Não têm faltado os mais incríveis e pernibambos argumentos para provar que deve ser exclusivamente aquele o destino dos dinheiros públicos e das disponibilidades dos Institutos de Previdência, quando empregados para resolver o premente problema da falta de habitações.

Um arquiteto, em conferência largamente anunciada, chegou mesmo a provar a impossibilidade da solução pela casa própria, mostrando-se, na exposição um digno discípulo do ilustre matemático Dr. Pereira Lobo. E em seguida à denúncia veiculada pelo LEGIONÁRIO, na qual procurávamos demonstrar a finalidade coletivista desses inimigos encapotados da propriedade privada, vinha a São Paulo um “gros bonet” (importante personagem, n.d.c.) dos meios previdenciários, especialmente para dizer aos paulistanos, em longa conferência pública, que os planos de conjuntos residenciais, promíscuos e exclusivamente para aluguel, nada tinham que ver com ideologias esquerdistas.

Acreditamos piamente na candura com que foram prestadas estas explicações, mas lamentamos que tanta gente, possivelmente bem-intencionada, não perceba que esta política imobiliária é inspirada por quem apenas deseja aduzir água para o moinho do totalitarismo socialista.

* * *

Corroborando nossa maneira de ver, o sr. Milton de Carvalho vem concedendo à imprensa diária interessantes entrevistas nas quais surgem curiosas revelações sobre este capítulo de nossa história social.

Trata-se de um técnico em assuntos desta natureza que, estribado em honesta e criteriosa análise do problema não somente mostra a viabilidade da casa própria para o nosso trabalhador e para a nossa classe média em geral, mas também denuncia as finalidades ocultas dessa campanha exclusivista em favor das moradias de aluguel pertencentes ao Estado.

Eis como se expressa o sr. Milton de Carvalho em uma de suas últimas entrevistas:

“É inconcebível ficarem os trabalhadores indiferentes a uma questão que envolve profundamente os seus interesses e o destino de suas famílias. O que pretendem os partidários da tese da locação é simplesmente isto: excluir para sempre qualquer direito dos trabalhadores a possuírem o seu lar próprio. E a tal monstruosidade humana procuram dar uma aparência de conclusão inevitável, como se fosse imposta por uma experiência técnica que já não é mais possível ultrapassar-se.

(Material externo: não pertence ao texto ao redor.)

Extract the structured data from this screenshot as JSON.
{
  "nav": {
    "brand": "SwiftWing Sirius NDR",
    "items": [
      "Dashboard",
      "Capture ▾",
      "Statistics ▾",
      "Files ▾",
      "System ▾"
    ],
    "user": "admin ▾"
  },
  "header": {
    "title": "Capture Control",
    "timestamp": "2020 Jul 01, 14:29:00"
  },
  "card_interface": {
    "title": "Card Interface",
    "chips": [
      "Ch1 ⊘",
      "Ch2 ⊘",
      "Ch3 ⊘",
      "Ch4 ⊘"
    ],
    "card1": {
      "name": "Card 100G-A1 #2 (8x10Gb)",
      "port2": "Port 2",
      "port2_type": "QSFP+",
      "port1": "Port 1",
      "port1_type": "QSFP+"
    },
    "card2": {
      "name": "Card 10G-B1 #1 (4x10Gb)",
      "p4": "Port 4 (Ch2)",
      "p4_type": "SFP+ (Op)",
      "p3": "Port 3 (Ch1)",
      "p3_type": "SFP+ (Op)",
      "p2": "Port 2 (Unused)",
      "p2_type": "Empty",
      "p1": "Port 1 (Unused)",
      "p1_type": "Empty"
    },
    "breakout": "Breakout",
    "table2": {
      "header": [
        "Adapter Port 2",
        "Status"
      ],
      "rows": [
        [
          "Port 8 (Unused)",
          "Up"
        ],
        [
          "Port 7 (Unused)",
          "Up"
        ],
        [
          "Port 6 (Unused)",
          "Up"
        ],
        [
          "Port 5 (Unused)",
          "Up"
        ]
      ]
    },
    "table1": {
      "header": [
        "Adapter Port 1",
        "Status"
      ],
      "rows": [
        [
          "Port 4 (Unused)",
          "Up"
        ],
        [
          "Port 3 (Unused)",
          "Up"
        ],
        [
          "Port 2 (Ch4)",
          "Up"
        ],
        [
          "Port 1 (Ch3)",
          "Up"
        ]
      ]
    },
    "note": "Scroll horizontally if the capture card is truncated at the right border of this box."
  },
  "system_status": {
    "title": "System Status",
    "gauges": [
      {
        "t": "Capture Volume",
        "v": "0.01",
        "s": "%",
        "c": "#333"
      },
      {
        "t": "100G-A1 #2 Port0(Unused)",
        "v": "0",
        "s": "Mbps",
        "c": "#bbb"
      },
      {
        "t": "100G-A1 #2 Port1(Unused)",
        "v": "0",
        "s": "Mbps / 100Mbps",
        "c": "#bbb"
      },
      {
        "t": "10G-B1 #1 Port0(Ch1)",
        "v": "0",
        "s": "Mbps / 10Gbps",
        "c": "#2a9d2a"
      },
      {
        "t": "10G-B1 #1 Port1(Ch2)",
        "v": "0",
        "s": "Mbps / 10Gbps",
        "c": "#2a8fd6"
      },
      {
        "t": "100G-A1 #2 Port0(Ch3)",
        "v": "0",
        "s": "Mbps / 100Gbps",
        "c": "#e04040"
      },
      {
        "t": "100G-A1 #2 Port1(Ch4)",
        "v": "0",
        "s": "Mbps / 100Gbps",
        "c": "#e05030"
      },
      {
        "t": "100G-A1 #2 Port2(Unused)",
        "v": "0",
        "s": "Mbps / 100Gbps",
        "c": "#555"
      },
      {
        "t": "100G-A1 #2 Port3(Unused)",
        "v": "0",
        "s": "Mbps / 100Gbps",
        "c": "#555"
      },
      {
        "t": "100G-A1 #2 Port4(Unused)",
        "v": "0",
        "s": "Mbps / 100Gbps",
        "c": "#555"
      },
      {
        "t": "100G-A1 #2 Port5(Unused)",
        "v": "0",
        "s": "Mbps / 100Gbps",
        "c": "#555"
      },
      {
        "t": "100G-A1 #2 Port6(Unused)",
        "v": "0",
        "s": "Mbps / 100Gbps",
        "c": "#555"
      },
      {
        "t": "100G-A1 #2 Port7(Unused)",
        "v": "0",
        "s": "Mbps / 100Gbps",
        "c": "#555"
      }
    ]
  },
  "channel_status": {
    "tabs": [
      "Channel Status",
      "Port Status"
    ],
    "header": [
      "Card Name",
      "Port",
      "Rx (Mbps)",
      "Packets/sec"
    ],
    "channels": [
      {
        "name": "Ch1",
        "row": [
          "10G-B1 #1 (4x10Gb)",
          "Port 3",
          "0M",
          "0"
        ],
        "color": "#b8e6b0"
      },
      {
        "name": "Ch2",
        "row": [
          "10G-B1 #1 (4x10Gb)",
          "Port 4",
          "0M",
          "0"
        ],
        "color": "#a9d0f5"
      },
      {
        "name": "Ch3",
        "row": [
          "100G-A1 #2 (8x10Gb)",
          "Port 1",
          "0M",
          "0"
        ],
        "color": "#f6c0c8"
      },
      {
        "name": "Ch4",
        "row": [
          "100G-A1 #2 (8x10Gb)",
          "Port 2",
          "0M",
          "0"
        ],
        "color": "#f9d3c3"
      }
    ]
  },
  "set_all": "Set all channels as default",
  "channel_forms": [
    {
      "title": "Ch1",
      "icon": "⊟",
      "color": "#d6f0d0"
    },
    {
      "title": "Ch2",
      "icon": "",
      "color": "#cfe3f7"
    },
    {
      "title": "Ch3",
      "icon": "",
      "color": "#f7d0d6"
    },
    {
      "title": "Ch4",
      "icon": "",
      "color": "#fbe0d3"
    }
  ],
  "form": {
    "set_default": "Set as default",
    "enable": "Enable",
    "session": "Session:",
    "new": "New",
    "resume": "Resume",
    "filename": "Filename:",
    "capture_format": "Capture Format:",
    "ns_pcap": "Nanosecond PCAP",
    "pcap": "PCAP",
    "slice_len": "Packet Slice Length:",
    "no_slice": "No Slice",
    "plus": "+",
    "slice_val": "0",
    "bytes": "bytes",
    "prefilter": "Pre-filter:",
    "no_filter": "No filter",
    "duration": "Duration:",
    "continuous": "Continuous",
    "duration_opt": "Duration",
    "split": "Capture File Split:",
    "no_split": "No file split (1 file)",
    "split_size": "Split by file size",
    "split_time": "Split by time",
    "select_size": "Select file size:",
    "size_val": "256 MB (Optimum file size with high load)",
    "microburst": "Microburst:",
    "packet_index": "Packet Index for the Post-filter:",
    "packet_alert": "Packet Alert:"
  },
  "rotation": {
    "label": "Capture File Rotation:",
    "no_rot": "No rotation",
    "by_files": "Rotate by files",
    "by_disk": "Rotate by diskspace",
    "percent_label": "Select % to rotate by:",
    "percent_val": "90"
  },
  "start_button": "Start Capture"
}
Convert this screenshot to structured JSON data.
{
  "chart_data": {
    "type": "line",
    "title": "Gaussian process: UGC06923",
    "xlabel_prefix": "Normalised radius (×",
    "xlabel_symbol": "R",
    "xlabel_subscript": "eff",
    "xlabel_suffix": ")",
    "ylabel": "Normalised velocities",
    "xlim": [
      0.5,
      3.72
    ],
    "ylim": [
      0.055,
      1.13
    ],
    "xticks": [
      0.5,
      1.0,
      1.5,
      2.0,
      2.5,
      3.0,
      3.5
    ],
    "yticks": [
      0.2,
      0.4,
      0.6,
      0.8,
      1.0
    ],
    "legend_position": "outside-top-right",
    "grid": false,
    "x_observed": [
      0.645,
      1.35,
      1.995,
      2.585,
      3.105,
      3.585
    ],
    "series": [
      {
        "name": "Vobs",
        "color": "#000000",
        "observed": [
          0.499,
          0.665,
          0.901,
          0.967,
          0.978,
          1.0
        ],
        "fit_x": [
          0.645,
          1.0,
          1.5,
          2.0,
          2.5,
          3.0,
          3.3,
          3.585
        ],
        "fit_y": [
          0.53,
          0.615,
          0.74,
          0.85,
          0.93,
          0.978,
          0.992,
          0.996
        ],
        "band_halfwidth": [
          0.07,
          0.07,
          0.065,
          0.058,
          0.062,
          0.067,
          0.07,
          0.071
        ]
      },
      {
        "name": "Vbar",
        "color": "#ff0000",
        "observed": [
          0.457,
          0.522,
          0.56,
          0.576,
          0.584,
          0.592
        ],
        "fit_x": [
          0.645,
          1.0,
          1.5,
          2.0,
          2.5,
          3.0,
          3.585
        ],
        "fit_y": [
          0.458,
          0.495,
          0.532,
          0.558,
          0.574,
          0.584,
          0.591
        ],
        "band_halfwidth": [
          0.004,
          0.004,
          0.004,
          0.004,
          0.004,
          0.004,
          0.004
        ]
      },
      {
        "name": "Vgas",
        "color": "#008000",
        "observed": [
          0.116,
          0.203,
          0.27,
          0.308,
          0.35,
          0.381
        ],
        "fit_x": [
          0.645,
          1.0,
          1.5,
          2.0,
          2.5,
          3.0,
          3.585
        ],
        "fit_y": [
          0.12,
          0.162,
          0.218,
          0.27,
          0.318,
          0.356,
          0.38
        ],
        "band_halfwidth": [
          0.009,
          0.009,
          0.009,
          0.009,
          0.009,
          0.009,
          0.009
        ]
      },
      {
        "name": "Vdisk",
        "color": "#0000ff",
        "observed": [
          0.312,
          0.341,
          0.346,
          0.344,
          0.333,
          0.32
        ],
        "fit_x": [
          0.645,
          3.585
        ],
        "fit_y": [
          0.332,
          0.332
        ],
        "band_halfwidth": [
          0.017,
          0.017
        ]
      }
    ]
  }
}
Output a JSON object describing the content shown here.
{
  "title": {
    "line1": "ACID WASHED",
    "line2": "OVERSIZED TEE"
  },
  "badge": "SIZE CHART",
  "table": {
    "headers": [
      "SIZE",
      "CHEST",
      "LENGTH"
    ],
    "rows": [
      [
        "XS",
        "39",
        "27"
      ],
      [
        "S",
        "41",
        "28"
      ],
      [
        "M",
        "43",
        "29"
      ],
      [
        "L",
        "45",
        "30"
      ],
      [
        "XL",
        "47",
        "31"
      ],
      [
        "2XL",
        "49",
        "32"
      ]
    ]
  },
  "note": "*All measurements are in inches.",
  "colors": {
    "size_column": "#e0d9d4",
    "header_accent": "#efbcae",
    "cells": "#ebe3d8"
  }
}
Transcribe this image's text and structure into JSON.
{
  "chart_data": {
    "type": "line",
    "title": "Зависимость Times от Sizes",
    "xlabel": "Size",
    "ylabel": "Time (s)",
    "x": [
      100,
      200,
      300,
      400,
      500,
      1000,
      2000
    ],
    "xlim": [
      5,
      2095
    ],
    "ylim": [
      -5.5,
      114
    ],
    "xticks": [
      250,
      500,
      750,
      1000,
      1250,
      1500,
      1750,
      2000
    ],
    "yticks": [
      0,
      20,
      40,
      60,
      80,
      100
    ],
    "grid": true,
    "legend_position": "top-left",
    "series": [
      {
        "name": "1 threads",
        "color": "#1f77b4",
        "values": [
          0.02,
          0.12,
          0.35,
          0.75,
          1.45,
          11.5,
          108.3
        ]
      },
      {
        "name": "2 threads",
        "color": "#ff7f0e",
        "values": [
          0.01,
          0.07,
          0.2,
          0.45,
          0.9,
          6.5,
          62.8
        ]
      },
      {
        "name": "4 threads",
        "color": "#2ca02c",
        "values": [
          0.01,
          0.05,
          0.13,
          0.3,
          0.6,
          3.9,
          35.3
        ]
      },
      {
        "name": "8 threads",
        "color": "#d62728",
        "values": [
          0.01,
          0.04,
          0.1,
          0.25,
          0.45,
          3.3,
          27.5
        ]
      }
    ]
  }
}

“- Acentuei claramente em uma entrevista anterior: a tese de que para os trabalhadores deve ser preferível a locação, em vez da aquisição da moradia, só pode obedecer a finalidades estranhas ao assunto em debate, isto é, a finalidades políticas, e estas só podem ser as dos partidários da eliminação da propriedade privada. A coisa, aliás, não é nova. Há muito tempo vinha sendo preparada; recordo-me de um congresso de técnicos, reunido, há cerca de dois anos, com o objetivo evidente de fazer “ambiente” e aprontar o terreno. Estranhável é que ainda hoje, haja quem ingenuamente não perceba tais manobras. Assim, puderam os partidários da eliminação da propriedade vir trabalhando habilmente, conseguindo envolver e arregimentar, em apoio de sua campanha, pessoas de boa fé, engenheiros competentes e autoridades bem intencionadas a ponto de chegarem a obter, como há pouco obtiveram, este resultado espantoso: o governo assinou, quase ao mesmo tempo, dois decretos, - um, nacional, o da “Fundação”, consagrando a tese da venda; outro, local, do “Departamento da Habitação”, da Prefeitura, consagrando a tese da locação. Note-se, ainda, que durante todo o prazo em que esteve em discussão o projeto da “Fundação”, os inimigos da propriedade, ou as pessoas de boa fé por eles envolvidas, tudo fizeram para que o decreto-lei do Ministério do Trabalho repudiasse a tese da venda ou, pelo menos, que instituísse um sistema misto, em que ambas as modalidades, venda ou locação, fossem admitidas.

Planos de coletivização

“- Não há dúvida de que essa tese da locação é de iniciativa dos comunistas, ou “socialistas avançados” como ainda hoje se proclamam os mais tímidos ou os mais espertos. Utilizam os partidários do totalitarismo todos os processos para o combate ao direito de propriedade e procuram por todos os meios levar os trabalhadores a um estado de insatisfação e de revolta favorável aos seus desígnios de subversão social. Entretanto, para iludir e seduzir o próprio povo, apresentam a pílula dourada: os seus planos de coletivização são elaborados com grande aparato e sob promessas de enormes realizações urbanísticas.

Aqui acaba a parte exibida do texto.